Question

A square has a perimeter of 12 centimeters. How do you find the length of the diagonal of the square?

Answer 1

Hint: We are given a square whose perimeter has 12cm, we are asked to find the length of the diagonal of the square. To do so, we will learn first about square, how are perimeter of square related to its side, then we learn how side are related to the diagonal, we will also use Pythagoras theorem ${{P}^{2}}={{B}^{2}}+{{H}^{2}}$ to solve our problem.

Complete step-by-step solution:
We are given a square whose perimeter is 12 cm.
We know that a square is a regular 4 sided polygon so all sides are equal.
Perimeter of any degree is the sum of all sides.
Since in square all sides are equal, so perimeter of square is $4\times sides.$
We are given perimeter of square as 12 cm so, perimeter $=12cm$ .
As we know $\text{Perimeter }=4\times \text{side}$ .
So, we get –
$4\times \text{side=12}$ (as perimeter $=12$ )
So, dividing both side by 4, we get –
$\dfrac{4\times \text{side}}{4}=\dfrac{12}{4}$
$\Rightarrow \text{side}=3$
So, we get a side of a square of 3cm.

Now, we have to find the length of the diagonal to do so we first see what one diagonal the line joining the opposite and of the vertex of the square are called as diagonal.

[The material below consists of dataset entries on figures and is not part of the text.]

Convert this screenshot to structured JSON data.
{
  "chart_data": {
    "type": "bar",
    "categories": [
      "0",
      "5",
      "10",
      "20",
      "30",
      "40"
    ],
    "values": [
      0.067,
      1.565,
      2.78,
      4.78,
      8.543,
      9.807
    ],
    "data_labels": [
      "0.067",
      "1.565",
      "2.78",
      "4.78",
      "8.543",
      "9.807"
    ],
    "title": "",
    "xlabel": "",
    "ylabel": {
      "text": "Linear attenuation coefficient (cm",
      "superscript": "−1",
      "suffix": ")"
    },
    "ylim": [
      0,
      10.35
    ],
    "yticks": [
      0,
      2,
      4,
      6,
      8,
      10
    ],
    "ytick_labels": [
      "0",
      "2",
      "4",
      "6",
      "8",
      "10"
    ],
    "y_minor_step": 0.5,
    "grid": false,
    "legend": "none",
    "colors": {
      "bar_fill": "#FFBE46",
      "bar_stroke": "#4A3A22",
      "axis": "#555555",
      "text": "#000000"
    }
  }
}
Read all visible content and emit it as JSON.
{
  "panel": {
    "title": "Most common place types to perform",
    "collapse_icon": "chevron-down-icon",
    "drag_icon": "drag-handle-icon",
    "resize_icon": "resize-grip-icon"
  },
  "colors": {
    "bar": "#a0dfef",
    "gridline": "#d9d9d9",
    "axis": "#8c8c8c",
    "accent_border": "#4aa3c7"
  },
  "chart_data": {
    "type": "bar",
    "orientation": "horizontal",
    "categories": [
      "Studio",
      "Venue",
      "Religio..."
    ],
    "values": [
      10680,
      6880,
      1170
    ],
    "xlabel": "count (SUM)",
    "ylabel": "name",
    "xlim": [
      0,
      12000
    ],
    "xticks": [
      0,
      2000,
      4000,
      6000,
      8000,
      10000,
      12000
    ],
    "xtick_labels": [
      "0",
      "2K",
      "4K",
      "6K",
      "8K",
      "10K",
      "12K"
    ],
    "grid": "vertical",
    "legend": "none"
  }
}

Now as we know SQUARE has ${{90}^{\circ }}$ angle at each vertex so sides and diagonal form a right angle triangle. We have a side of length 3cm and diagonal say D.

So, we will use Pythagoras theorem which say ${{P}^{2}}+{{B}^{2}}={{H}^{2}}$
We have Base $B=3$ and Perpendicular $P=3cm$ and hypotenuse as Diagonal D. So, we get –
${{D}^{2}}={{3}^{2}}+{{3}^{2}}$
As ${{3}^{2}}=9$ so,
${{D}^{2}}=9+9=18$ so,
${{D}^{2}}=18$
By simplifying, we get –
$\begin{align}
  & D=\sqrt{18} \\
 & =\sqrt{3\times 3\times 2} \\
\end{align}$
As 3 is making a pair, so it came out. We get –
$D=3\sqrt{2}cm$
Length of diagonal is $3\sqrt{2}cm$.

Note: We should be using Pythagoras theorem carefully it is always ${{P}^{2}}+{{B}^{2}}={{H}^{2}}$ , if we change the value as ${{P}^{2}}+{{H}^{2}}={{B}^{2}}$ or ${{P}^{2}}={{H}^{2}}+{{B}^{2}}$ or ${{P}^{2}}-{{B}^{2}}={{H}^{2}}$ , they all will lead us to get incorrect solution, also while finding diagonal we should remember length are always positive. So, ${{D}^{2}}=18\Rightarrow D=3\sqrt{2}$ , we do not discuss negative signs as it can never be an available option for length of diagonal.